Reuters / Kim Kyung Hoon
- T-Mobile and Sprint officially announced a merger on Sunday, with the combined company valued at $146 billion.
- The agreed-upon transaction comes after years of on-again, off-again negotiations.
- Sprint parent company SoftBank was the major hold-up during talks held in late 2017, and the capitulation of chief executive officer Masayoshi Son was seen as instrumental in getting a deal done.
- By waiting, SoftBank wound up getting a worse deal than it would've back in 2017 - over $4 billion worse at current valuations.

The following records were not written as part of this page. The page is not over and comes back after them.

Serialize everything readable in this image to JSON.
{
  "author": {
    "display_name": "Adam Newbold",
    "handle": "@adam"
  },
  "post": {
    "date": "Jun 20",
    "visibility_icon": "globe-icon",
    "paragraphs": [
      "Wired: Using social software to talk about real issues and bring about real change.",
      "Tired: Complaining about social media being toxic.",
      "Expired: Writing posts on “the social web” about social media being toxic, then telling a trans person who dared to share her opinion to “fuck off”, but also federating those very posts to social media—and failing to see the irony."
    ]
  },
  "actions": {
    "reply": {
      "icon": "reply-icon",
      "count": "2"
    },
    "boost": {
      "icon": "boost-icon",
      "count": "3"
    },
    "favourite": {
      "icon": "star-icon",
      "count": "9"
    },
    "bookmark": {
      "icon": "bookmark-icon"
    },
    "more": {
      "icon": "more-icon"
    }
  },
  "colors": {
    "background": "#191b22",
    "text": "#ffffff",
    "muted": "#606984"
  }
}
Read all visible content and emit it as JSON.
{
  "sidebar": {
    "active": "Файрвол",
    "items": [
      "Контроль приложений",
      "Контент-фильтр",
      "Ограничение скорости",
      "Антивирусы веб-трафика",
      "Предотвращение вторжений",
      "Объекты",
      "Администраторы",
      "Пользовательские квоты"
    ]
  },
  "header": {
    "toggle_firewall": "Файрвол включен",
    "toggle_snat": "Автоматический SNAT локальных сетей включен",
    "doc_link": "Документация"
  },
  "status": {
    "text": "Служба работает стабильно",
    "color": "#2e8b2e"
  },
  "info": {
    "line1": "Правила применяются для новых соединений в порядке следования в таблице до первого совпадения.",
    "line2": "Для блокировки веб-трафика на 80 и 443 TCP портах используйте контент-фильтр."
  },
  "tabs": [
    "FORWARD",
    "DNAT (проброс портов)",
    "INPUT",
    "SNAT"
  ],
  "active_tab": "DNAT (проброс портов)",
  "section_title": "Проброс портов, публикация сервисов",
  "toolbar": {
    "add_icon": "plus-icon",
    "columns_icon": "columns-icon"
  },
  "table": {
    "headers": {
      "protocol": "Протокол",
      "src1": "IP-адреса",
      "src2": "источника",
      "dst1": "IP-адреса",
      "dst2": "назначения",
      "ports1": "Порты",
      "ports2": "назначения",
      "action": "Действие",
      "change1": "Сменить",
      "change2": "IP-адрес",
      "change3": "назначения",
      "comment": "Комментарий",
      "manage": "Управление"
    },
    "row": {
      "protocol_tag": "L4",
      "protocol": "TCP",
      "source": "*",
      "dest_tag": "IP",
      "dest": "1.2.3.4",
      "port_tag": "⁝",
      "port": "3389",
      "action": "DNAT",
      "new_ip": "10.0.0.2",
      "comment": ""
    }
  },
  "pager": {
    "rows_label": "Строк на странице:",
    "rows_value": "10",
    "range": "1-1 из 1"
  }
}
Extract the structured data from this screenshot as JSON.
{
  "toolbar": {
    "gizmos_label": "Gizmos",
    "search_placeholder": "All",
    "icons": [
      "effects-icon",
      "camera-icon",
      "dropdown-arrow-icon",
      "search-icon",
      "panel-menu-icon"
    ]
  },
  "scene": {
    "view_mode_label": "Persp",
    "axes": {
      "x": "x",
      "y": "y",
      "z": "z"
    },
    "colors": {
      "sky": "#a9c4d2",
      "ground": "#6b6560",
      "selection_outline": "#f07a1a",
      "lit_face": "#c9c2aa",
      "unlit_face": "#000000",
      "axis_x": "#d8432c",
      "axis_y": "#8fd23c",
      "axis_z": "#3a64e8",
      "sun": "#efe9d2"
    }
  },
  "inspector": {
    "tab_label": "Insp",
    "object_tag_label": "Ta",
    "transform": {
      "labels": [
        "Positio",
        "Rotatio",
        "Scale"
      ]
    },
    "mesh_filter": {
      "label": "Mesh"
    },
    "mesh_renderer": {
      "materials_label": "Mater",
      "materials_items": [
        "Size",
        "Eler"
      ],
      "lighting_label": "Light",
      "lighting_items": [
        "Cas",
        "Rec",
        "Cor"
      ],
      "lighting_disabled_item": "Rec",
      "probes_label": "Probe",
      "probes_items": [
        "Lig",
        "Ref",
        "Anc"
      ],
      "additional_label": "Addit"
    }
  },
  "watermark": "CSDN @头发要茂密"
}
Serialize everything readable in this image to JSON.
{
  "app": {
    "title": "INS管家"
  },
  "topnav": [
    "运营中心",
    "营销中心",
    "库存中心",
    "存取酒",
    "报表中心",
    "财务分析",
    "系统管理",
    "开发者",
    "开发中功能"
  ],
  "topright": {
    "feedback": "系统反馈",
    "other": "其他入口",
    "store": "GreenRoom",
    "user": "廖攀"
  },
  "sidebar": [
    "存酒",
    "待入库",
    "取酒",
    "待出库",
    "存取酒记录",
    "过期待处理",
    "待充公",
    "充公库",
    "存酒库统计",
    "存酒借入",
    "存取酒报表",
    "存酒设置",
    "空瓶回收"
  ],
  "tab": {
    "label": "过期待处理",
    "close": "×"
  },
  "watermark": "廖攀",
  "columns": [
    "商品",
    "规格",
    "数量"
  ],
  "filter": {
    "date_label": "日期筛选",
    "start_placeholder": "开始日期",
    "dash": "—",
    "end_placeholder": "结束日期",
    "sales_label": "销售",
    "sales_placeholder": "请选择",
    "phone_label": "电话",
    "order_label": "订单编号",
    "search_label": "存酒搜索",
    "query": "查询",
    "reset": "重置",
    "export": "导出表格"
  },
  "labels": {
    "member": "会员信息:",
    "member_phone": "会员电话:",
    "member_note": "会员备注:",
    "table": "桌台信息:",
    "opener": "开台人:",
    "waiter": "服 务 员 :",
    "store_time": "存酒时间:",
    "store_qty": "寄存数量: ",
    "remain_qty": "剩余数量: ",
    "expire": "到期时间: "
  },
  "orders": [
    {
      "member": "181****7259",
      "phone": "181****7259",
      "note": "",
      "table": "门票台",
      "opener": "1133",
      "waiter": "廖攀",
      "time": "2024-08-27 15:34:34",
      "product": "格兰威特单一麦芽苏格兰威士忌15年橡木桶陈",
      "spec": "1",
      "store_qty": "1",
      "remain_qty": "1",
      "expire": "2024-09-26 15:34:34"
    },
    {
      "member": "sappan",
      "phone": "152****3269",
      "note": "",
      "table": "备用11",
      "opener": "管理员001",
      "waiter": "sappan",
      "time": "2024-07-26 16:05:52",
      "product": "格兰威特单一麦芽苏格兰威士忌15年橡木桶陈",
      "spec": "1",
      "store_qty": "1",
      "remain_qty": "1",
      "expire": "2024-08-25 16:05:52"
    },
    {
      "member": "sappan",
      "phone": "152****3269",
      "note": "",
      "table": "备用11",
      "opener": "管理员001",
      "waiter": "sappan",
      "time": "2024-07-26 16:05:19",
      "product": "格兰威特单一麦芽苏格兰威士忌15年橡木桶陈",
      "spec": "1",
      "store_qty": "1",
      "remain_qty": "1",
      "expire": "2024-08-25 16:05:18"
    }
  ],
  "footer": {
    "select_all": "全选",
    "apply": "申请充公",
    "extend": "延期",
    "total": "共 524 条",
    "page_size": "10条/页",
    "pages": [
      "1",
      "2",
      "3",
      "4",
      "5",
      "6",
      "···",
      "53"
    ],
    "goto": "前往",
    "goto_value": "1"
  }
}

When T-Mobile and Sprint finally agreed to a blockbuster $146 billion merger over the weekend, it marked the end of a years-long courtship and the culmination of countless hours of negotiation.
But it could've been a much better deal for Sprint parent company SoftBank, if only the Japanese telecom giant had been less stubborn during talks back in October. Back then, discussions broke down amid disagreement over who would hold the largest stake in the new company, the Wall Street Journal reported at the time.
The sticking point was SoftBank chief executive officer Masayoshi Son, who staunchly insisted that his firm retain control of Sprint. At the time, he even went as far as to celebrate the deal's collapse.
Son has since capitulated, with a new WSJ report suggesting he may have been coaxed to give up control amid mounting pressure on Sprint to roll out 5G technology.
But the damage has already been done. If a deal with the same terms had been approved back in October, Sprint shareholders would've held 30% of the new entity, compared to just 27% now. When applied to the $146 billion combined value, that's a difference of $4.4 billion.
On a percentage basis, it comes out to a 10% difference when you consider that since talks were broken off last year, Sprint has fallen 7%, and T-Mobile has climbed 3%.
Business Insider / Joe Ciolli, data from Bloomberg
As if SoftBank's costly stubbornness isn't enough of an overhang, the merger also faces a tough slog as it seeks approval from antitrust regulators. After all, AT&T's attempted mega-acquisition of Time Warner has already been put through the wringer by the Trump administration.
It's clear that investors are worried, with Sprint's stock plummeting more than 10% in the pre-market on Monday, the first day of trading after the deal was agreed upon. The deep losses are uncharacteristic of a takeover target, considering they normally rise following an announcement.
The biggest hurdle for Sprint and T-Mobile from a regulatory perspective will be convincing the US Justice Department (DOJ) that their merger won't be a detriment to competition in the industry. That could be a tall task considering a proposed combination between the two firms was already rejected by the DOJ back in 2014.